Spain’s approach to AI regulation goes beyond simply implementing the EU framework. Digital Spain 2026 includes dedicated investment in AI infrastructure, notably supercomputing capacity and the development of large language models for Spanish and co-official languages. The Spanish government has also championed regulatory sandboxes, enabling startups to test AI systems under regulatory supervision before full market launch. AESIA publishes guides designed to help organisations navigate compliance, and its sandbox workstreams provide a structured pathway for startups that want to innovate within a controlled regulatory environment.
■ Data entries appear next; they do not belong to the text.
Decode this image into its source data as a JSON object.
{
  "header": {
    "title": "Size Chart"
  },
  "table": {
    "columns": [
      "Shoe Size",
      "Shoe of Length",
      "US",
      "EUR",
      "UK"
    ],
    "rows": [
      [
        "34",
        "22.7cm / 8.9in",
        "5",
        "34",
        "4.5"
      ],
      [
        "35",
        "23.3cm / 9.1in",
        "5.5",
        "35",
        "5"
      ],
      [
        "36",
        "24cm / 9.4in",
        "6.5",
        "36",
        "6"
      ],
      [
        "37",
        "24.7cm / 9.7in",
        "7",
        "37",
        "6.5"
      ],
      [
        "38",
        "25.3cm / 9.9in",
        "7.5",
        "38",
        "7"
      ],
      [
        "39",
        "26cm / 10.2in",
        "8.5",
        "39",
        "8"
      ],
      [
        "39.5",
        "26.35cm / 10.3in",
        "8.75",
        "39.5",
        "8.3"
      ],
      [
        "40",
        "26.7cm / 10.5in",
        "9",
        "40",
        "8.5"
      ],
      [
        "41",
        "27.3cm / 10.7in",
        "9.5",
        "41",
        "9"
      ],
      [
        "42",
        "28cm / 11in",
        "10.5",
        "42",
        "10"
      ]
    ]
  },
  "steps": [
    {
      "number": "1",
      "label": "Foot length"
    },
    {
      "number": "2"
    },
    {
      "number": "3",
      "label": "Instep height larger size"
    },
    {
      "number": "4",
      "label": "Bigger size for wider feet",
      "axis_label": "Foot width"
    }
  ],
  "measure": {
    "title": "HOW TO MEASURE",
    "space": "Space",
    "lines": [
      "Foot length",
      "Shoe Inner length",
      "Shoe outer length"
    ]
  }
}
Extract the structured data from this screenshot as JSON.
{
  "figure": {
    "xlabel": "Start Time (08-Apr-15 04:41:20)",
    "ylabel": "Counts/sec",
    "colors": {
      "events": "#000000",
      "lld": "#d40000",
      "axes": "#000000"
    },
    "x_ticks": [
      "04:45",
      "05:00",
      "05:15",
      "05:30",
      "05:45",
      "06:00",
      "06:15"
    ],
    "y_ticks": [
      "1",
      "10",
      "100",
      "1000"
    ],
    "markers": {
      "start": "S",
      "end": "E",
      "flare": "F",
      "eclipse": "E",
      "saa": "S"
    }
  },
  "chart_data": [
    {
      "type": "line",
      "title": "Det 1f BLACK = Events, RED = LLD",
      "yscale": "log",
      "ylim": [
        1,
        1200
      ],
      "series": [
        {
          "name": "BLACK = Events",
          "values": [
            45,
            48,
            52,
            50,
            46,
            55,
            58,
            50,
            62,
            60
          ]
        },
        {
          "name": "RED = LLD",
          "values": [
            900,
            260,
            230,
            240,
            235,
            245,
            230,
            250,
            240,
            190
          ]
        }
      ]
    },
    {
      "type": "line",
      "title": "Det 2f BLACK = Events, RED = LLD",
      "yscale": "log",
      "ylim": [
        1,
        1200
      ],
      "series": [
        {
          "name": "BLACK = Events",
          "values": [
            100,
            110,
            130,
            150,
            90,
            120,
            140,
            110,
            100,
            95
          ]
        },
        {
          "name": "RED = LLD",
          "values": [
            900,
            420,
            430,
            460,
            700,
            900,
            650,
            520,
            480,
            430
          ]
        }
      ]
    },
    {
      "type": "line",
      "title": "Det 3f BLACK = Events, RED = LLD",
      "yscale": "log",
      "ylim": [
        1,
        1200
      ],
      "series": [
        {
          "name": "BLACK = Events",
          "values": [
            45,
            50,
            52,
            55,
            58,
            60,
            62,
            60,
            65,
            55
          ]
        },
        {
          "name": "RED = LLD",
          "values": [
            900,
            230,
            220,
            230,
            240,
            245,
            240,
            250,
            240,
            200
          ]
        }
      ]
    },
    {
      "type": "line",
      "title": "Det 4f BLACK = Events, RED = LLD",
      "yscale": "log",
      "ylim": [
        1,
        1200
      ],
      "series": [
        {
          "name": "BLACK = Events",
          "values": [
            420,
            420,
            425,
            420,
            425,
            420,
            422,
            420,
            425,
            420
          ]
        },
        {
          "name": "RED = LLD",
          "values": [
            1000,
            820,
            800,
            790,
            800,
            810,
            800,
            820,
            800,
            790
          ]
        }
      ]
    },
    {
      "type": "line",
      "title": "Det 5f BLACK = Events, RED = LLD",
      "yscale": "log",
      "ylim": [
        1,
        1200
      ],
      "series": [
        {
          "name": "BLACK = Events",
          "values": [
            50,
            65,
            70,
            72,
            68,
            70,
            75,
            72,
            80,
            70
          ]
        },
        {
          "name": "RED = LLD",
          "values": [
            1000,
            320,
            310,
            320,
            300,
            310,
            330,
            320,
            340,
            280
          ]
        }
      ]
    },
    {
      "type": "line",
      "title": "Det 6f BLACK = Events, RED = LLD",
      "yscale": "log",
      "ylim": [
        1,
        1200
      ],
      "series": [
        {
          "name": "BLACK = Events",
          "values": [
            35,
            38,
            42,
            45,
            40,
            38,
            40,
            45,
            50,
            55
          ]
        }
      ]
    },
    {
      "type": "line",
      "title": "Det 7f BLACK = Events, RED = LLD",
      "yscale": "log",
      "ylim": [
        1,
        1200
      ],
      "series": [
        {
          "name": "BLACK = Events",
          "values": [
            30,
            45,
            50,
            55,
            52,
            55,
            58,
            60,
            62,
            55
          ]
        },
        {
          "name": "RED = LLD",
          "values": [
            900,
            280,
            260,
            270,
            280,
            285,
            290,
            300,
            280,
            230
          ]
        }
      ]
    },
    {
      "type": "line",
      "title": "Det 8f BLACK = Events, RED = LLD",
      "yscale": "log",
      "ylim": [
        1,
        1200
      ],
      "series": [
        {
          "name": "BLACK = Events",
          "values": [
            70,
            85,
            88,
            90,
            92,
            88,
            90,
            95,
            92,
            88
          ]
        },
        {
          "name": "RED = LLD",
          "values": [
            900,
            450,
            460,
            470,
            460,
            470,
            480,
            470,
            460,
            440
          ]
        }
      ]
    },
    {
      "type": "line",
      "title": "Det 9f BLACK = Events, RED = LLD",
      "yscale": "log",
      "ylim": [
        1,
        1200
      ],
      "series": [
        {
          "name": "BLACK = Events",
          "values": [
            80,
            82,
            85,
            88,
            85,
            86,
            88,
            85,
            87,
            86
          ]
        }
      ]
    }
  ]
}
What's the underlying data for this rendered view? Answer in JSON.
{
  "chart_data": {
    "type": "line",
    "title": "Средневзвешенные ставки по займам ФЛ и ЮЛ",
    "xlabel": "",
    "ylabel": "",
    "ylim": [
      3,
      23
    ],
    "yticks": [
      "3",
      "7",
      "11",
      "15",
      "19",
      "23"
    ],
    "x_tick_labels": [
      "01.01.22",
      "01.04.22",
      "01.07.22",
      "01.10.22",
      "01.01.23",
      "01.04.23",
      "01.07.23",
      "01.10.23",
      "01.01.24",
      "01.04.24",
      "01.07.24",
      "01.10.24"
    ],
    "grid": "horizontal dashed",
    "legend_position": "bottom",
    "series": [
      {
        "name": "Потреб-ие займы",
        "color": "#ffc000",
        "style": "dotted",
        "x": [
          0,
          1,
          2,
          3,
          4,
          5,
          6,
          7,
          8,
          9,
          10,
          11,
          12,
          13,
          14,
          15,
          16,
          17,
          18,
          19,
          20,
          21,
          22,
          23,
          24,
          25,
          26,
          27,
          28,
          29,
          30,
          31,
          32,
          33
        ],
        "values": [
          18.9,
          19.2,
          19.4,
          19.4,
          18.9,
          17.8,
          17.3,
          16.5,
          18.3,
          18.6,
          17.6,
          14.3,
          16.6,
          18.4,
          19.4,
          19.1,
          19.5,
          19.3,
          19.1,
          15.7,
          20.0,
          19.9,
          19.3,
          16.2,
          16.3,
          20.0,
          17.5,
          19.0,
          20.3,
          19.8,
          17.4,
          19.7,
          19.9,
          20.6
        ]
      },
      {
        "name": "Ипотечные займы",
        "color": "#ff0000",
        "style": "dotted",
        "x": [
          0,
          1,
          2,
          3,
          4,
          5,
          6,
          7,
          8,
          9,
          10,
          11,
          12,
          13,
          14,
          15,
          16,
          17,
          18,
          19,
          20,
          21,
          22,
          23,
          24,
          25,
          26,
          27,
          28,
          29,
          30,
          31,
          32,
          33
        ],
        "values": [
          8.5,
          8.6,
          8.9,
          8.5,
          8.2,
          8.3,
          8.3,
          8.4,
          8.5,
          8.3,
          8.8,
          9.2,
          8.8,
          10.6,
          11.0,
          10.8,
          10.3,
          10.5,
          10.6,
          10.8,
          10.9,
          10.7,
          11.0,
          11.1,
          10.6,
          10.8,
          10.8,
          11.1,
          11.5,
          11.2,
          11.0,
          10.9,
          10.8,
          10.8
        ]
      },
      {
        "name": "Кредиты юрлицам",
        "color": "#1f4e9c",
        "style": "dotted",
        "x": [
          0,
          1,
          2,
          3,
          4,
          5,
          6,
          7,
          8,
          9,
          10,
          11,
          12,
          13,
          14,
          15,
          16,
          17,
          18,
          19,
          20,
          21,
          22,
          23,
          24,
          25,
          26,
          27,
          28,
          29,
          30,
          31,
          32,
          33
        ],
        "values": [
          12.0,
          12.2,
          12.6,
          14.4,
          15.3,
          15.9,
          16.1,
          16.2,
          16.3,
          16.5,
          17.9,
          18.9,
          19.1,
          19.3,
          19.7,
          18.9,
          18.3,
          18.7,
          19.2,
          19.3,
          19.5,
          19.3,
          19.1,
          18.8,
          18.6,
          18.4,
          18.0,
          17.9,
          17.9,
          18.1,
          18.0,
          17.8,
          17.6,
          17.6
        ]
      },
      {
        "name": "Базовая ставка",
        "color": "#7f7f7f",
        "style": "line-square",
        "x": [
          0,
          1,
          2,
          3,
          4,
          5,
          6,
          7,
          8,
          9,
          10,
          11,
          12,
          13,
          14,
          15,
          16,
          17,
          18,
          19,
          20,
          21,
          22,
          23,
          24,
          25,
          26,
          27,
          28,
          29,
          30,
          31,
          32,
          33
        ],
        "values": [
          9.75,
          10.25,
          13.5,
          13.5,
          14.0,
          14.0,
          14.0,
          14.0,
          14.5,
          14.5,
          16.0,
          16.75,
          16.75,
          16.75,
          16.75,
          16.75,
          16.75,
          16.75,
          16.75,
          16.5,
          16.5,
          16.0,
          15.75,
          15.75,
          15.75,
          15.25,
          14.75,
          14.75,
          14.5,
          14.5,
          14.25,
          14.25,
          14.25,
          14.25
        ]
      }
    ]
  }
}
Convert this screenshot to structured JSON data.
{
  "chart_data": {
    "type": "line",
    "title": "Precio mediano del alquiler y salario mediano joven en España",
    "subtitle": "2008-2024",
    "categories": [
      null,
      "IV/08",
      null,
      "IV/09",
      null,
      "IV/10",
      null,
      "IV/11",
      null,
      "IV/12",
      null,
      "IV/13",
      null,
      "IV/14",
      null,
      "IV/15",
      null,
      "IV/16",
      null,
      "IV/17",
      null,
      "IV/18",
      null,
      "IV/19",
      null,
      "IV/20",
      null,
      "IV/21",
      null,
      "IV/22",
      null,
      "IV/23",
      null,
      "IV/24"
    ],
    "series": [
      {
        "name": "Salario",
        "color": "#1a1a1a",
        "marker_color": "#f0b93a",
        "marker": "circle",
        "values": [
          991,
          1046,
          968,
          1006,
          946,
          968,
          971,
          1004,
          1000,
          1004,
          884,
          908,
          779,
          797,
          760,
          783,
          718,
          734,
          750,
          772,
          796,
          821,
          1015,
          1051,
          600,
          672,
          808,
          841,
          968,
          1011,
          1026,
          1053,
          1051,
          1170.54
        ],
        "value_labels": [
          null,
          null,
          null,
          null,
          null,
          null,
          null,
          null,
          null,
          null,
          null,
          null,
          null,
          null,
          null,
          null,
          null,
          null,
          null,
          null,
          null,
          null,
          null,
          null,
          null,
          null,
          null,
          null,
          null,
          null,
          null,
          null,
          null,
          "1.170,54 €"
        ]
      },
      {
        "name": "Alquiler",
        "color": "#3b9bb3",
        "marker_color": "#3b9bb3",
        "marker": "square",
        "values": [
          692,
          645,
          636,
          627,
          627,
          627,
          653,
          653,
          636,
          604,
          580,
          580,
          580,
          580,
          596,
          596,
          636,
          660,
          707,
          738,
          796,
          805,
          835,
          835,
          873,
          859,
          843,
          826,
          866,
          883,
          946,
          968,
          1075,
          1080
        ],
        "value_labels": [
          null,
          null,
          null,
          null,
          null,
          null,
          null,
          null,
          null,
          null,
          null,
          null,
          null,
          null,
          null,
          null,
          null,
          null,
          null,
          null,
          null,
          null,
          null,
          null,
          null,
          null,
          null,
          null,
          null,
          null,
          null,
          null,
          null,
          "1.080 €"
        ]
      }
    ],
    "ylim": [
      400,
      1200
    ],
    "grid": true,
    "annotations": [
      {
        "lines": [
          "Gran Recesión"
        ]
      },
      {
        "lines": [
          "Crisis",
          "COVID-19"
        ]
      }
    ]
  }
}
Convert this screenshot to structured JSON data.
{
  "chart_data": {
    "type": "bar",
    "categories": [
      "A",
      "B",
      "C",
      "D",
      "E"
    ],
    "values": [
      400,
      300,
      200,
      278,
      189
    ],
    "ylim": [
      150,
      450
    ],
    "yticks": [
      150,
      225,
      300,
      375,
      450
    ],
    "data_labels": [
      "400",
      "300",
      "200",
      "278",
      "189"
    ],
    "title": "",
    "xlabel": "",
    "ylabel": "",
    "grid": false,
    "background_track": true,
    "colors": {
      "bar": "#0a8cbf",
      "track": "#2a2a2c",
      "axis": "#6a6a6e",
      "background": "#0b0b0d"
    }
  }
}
Industry observers expect that Spain may introduce supplementary domestic legislation addressing areas such as AI-generated content labelling and sector-specific transparency requirements. Founders and investors should monitor AESIA’s publications and the España Digital 2026 portal for updates on draft domestic measures that could add obligations beyond the EU AI Act baseline.
This article was produced by Global Law Experts. For specialist advice on this topic, contact Jesus Osuna at Addwill, a member of the Global Law Experts network.
Navigating AI regulation in Spain requires continuous monitoring and structured preparation. The following resources provide a starting point:
AI regulation in Spain will continue to evolve as enforcement practice develops and Spain’s national measures mature. The startups and investors that build compliance into their operations now, rather than retrofitting governance after a regulatory inquiry, will hold a significant competitive advantage in the years ahead.